In an unprecedented move for the conservative province, women also joined in the People’s Peace Movement sit-in on March 27.

"Stop making us widows and making us cry over the death of our children," a woman said at protest rally in Helmand, according to Voice Of America (VOA).

Afghan President Ashraf Ghani has also expressed support for the People's Peace Movement.

"I welcome the campaign in Helmand and other provinces where women, elders, and youth have gathered to seek peace and raise their voices in unison against war and violence," he wrote on Twitter. "And I hope this peaceful national movement will be strengthened and supported by the people in large numbers."

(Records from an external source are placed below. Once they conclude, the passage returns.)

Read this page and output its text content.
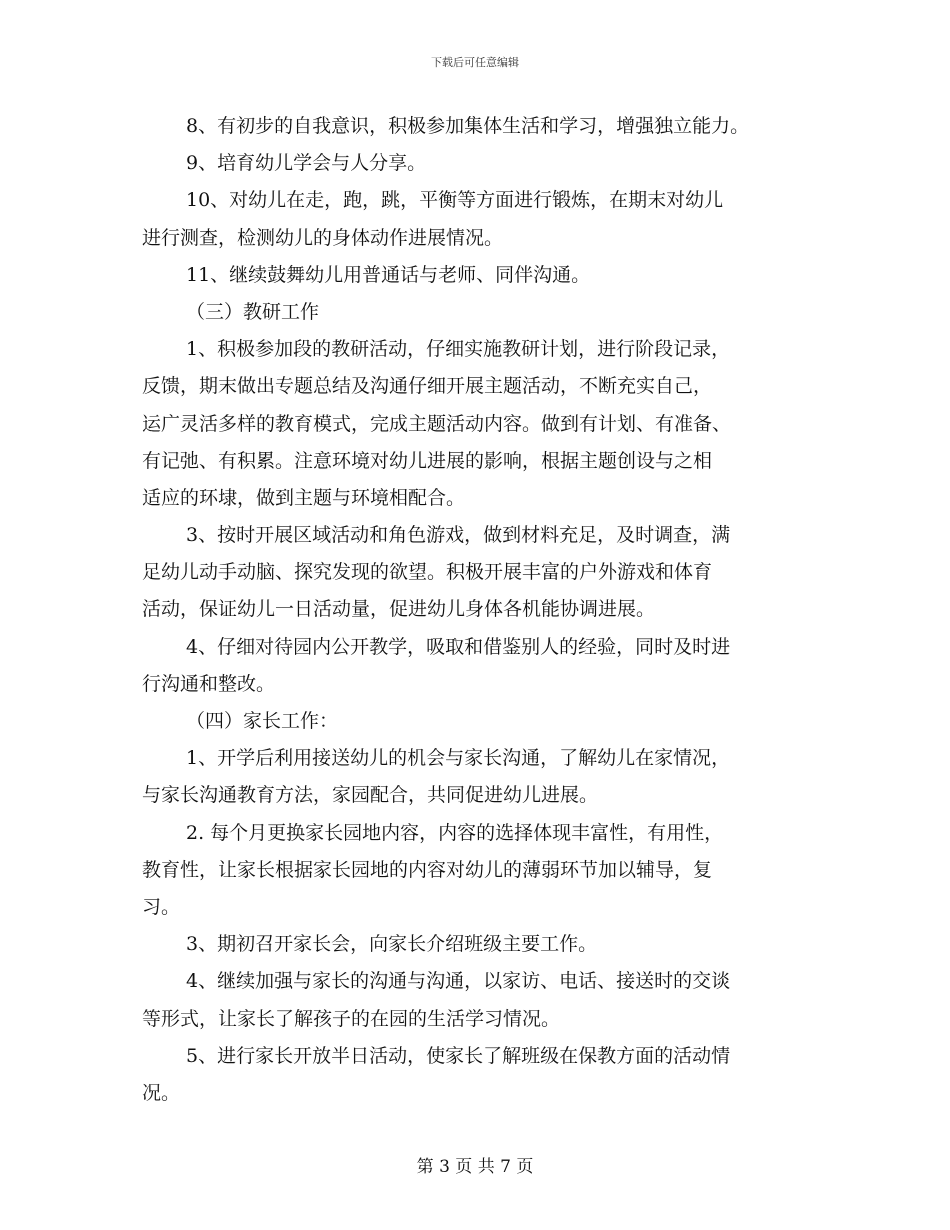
下载后可任意编辑
8、有初步的自我意识，积极参加集体生活和学习，增强独立能力。
9、培育幼儿学会与人分享。
10、对幼儿在走，跑，跳，平衡等方面进行锻炼，在期末对幼儿
进行测查，检测幼儿的身体动作进展情况。
11、继续鼓舞幼儿用普通话与老师、同伴沟通。
（三）教研工作
1、积极参加段的教研活动，仔细实施教研计划，进行阶段记录，
反馈，期末做出专题总结及沟通仔细开展主题活动，不断充实自己，
运广灵活多样的教育模式，完成主题活动内容。做到有计划、有准备、
有记弛、有积累。注意环境对幼儿进展的影响，根据主题创设与之相
适应的环埭，做到主题与环境相配合。
3、按时开展区域活动和角色游戏，做到材料充足，及时调查，满
足幼儿动手动脑、探究发现的欲望。积极开展丰富的户外游戏和体育
活动，保证幼儿一日活动量，促进幼儿身体各机能协调进展。
4、仔细对待园内公开教学，吸取和借鉴别人的经验，同时及时进
行沟通和整改。
（四）家长工作：
1、开学后利用接送幼儿的机会与家长沟通，了解幼儿在家情况，
与家长沟通教育方法，家园配合，共同促进幼儿进展。
2. 每个月更换家长园地内容，内容的选择体现丰富性，有用性，
教育性，让家长根据家长园地的内容对幼儿的薄弱环节加以辅导，复
习。
3、期初召开家长会，向家长介绍班级主要工作。
4、继续加强与家长的沟通与沟通，以家访、电话、接送时的交谈
等形式，让家长了解孩子的在园的生活学习情况。
5、进行家长开放半日活动，使家长了解班级在保教方面的活动情
况。
第 3 页 共 7 页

The movement, which has already held sit-in protests outside the Pakistani, Russian, and U.S. embassies in Kabul, plans to hold another demonstration on August 3 outside the UK Embassy.

The protesters dispersed after their three-day sit-in outside the Iranian Embassy, leaving posters that read, “To the people of Iran, your government is supplying militant groups in Afghanistan," and "To the people of Iran, our water is saving your lives, but your government is taking our lives."

Speaking with RFE/RL’s Afghan Service, international affairs analyst Mushtaq Raheem said, “Such civil movements refer to the fact that the people of Afghanistan are tired of war and demand peace.”